In some cases, I have the feeling that we could go even further and separate Color into Hue and Saturation.
Together with below overview, I will show an example image (figure 2) and intermediate results of some of the workflow steps.
Step 1a. Remove color cast
This step is easier said than done. Various tutorials exist on the web explaining how to fight incorrect color. Many of them forget the most difficult part: how to recognize incorrect color. "Here we have a photo that is too red, now we'll show you how to correct that."
Very nice, thank you very much, but many casts, especially small ones, are hard to recognize, so how do I know what to correct in the first place? Besides, an image that looks "too red" may in reality have an orange cast, or a pink cast, or anything in-between. Casts are often subtle, and it is hard to distinguish between a minor orange cast and a minor red cast by using one's eyes only.
Fortunately, Dan Margulis has always propagated the only correct way: assess color by the numbers. Open the info panel and sample points for which you can assume certain RGB (or LAB) value ranges: neutrals, sky, skin, greenery etc. If those are fine then no cast has to be corrected. Otherwise, the deviation is the basis for the correction.
Like Margulis, I emphasize that this is a very important step. In later phases of the workflow, color and contrast are strengthened to the limits of believability. Should we start with an uncorrected cast, it would be strengthened as well. Not good. And even if we already have nice saturated colors to begin with, correcting a cast always makes a photograph look better.
Unlike many people however, I don't find this the most difficult step. For me, the goal is clear, and unless the image was taken in very bad light conditions (e.g. illuminated by differently colored light sources) correction is straightforward.

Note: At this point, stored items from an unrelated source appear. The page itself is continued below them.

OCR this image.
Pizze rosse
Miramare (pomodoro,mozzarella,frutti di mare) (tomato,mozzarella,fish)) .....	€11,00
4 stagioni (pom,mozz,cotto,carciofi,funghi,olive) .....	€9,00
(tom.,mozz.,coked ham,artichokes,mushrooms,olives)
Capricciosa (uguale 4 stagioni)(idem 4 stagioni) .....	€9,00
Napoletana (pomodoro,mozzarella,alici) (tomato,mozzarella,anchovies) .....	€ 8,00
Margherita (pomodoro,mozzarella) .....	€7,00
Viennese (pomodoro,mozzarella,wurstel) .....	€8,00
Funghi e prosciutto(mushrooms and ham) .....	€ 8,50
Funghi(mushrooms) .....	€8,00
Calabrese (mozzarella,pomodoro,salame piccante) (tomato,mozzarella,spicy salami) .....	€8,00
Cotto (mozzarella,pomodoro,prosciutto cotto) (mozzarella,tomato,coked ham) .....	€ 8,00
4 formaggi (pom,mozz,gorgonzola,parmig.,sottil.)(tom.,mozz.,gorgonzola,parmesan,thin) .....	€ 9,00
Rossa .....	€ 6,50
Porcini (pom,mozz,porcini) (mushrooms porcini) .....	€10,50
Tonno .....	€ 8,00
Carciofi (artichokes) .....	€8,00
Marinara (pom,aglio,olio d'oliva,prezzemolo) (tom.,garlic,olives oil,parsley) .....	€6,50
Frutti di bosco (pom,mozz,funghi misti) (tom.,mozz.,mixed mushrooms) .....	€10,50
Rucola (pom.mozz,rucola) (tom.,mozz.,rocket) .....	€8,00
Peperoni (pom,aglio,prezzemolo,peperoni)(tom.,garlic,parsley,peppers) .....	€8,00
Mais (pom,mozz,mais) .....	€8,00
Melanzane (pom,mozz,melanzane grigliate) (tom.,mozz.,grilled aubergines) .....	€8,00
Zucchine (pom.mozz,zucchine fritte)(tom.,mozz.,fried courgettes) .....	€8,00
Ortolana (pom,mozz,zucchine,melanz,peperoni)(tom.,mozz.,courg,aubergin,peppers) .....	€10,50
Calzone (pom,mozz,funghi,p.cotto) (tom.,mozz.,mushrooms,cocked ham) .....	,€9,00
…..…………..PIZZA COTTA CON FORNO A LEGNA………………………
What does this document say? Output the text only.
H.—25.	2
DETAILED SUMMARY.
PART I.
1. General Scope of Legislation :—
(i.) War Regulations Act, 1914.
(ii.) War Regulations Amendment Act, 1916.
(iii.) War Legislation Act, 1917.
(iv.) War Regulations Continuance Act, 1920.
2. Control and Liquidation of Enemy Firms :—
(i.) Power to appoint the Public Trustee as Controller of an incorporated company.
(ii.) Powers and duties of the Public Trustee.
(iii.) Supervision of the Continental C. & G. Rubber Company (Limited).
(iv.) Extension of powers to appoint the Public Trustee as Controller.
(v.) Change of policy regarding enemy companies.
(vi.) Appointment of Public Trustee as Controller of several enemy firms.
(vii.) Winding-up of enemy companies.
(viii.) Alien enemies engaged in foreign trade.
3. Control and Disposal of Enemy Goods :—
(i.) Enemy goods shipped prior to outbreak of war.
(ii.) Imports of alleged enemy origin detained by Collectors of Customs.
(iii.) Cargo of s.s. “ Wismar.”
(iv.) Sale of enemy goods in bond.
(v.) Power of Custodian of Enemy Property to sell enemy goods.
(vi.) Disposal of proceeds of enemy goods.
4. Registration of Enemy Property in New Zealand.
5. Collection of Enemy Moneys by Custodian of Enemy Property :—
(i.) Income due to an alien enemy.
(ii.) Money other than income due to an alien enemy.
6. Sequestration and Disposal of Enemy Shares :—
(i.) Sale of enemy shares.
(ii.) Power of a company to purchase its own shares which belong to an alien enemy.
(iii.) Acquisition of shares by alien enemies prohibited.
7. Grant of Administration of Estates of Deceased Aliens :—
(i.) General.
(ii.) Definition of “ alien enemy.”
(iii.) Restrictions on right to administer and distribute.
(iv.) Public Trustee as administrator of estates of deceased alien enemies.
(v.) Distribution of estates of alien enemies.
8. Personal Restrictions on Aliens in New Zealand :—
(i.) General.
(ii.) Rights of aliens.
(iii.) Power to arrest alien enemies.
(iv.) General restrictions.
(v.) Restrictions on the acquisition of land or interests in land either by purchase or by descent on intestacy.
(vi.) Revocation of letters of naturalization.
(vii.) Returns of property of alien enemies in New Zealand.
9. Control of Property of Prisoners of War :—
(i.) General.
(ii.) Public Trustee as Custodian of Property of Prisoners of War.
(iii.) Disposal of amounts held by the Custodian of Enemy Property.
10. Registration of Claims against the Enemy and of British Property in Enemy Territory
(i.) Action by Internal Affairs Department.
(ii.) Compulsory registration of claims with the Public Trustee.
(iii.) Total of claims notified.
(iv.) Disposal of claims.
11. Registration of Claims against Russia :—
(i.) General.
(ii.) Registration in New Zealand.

Obviously, there is no button in the panel to automatically correct incorrect color. It is a manual action.
Step 1b. Identify lightest and darkest area
I am not sure why this is listed here. Like in all good workflows, setting proper highlights and shadows is a must. Make sure the lightest point of your image is white or almost white, and the darkest point is black or almost black, or you will miss some potential contrast.
The workflow however allows this to be done at a later stage. Fair enough, the current step doesn't say "Set" but "Identify". All right then, we do that and move on to the next step.
Step 2. Channel blending
For me, this is the most difficult step. Unlike in step 1, here I often don't know what I am about to accomplish. According to the book (chapter 4 second section) multiple "cases" (i.e. goals) exist for this step.
The basic idea is to enhance contrast in each of the R, G and B channels by cleverly blending one into another. The blend may be a goal in itself (e.g. when one channel is worse than another, replace it) but it may also prepare for more efficient curving in the next step.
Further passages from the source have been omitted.